GI: When I visited Marcus I saw the Telecom ISAC [Information Sharing and Analysis Centre]. During the Cuban missile crisis President Kennedy directed military, government and industry work together to secure the US communications system. That is the closest I’ve seen to a true collaboration and where we need to go – government should be about protecting systems and citizens.

DP: Brendan, how much assistance do you get from government to secure your systems and customers?

BG: I interviewed 12 water and transport operators in Victoria this time last year, just before Stuxnet, and they weren’t talking to each other or government. Until there was an incident, they weren’t willing to talk about it. We don’t share information, we don’t trust anyone and I think sharing is the most valuable tool we have.

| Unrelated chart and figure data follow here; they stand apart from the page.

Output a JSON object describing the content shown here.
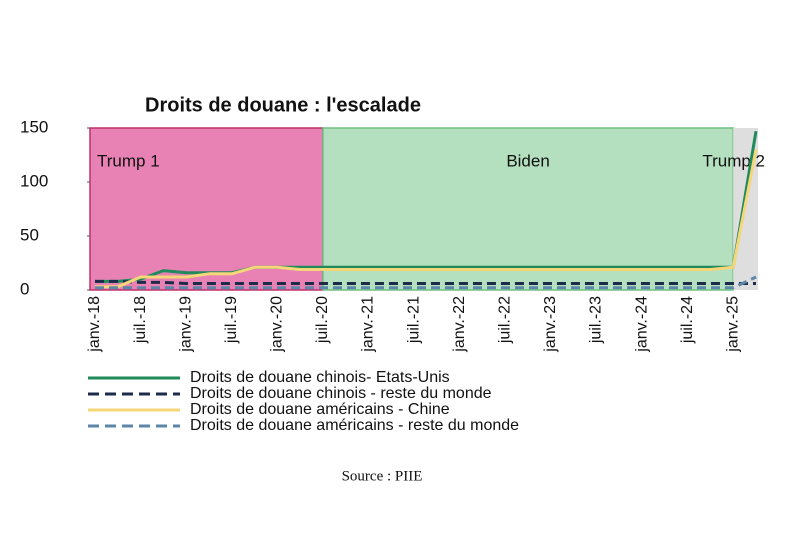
{
  "chart_data": {
    "type": "line",
    "title": "Droits de douane : l'escalade",
    "categories": [
      "janv.-18",
      null,
      "juil.-18",
      null,
      "janv.-19",
      null,
      "juil.-19",
      null,
      "janv.-20",
      null,
      "juil.-20",
      null,
      "janv.-21",
      null,
      "juil.-21",
      null,
      "janv.-22",
      null,
      "juil.-22",
      null,
      "janv.-23",
      null,
      "juil.-23",
      null,
      "janv.-24",
      null,
      "juil.-24",
      null,
      "janv.-25",
      null
    ],
    "ylim": [
      0,
      150
    ],
    "yticks": [
      0,
      50,
      100,
      150
    ],
    "periods": [
      {
        "label": "Trump 1",
        "start": "janv.-18",
        "end": "juil.-20",
        "color": "#e882b4"
      },
      {
        "label": "Biden",
        "start": "juil.-20",
        "end": "janv.-25",
        "color": "#b4e0bf"
      },
      {
        "label": "Trump 2",
        "start": "janv.-25",
        "color": "#dedede"
      }
    ],
    "series": [
      {
        "name": "Droits de douane chinois- Etats-Unis",
        "color": "#1f8a5a",
        "dash": false,
        "values": [
          8,
          8,
          10,
          18,
          16,
          16,
          16,
          21,
          21,
          21,
          21,
          21,
          21,
          21,
          21,
          21,
          21,
          21,
          21,
          21,
          21,
          21,
          21,
          21,
          21,
          21,
          21,
          21,
          21,
          147
        ]
      },
      {
        "name": "Droits de douane chinois - reste du monde",
        "color": "#1c2b4a",
        "dash": true,
        "values": [
          8,
          8,
          7,
          7,
          6,
          6,
          6,
          6,
          6,
          6,
          6,
          6,
          6,
          6,
          6,
          6,
          6,
          6,
          6,
          6,
          6,
          6,
          6,
          6,
          6,
          6,
          6,
          6,
          6,
          6
        ]
      },
      {
        "name": "Droits de douane américains - Chine",
        "color": "#f5d77a",
        "dash": false,
        "values": [
          3,
          3,
          12,
          12,
          12,
          15,
          15,
          21,
          21,
          19,
          19,
          19,
          19,
          19,
          19,
          19,
          19,
          19,
          19,
          19,
          19,
          19,
          19,
          19,
          19,
          19,
          19,
          19,
          21,
          130
        ]
      },
      {
        "name": "Droits de douane américains - reste du monde",
        "color": "#5d86a8",
        "dash": true,
        "values": [
          2,
          2,
          2,
          2,
          2,
          2,
          2,
          2,
          2,
          2,
          2,
          2,
          2,
          2,
          2,
          2,
          2,
          2,
          2,
          2,
          2,
          2,
          2,
          2,
          2,
          2,
          2,
          2,
          2,
          12
        ]
      }
    ],
    "source": "Source : PIIE"
  }
}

TS: US agencies are very open about saying, “Yeah, we got hacked and this is what happened to us”. A company is not going to say that because of their reputation, the impact on their competitiveness. It gets to the point about legislation.

MS: Each US state has its own laws about breach reporting – so for companies that operate nationally it’s confusing: whose law do you follow and if you’re running a cloud where is that? The White House proposed to overrule the states. The bigger question is, so what if you report a breach? That’s fine if customers get notified but does that make you secure or does it get us any closer to catching criminals? The answer to both of those is no.

NC: In Australia, because we have no mandatory disclosure, it’s very difficult even to get people to admit to a breach. We often find out an Australian company was breached because they have an overseas presence that discloses it.

MS: Kennedy set in motion the linking of telephone networks between the US and USSR so the leaders could talk in time of crisis. Then IBM wanted to link its mainframes and that set the groundwork for the internet. The Russian state-owned phone company and the private US carrier had to agree on connections and the governments to logistics of tolling calls, charging and diplomacy. I’m vice chair of the Communications Sector Coordinating Council; we have private-sector people embedded with offices inside the Federal Government where they work face-to-face.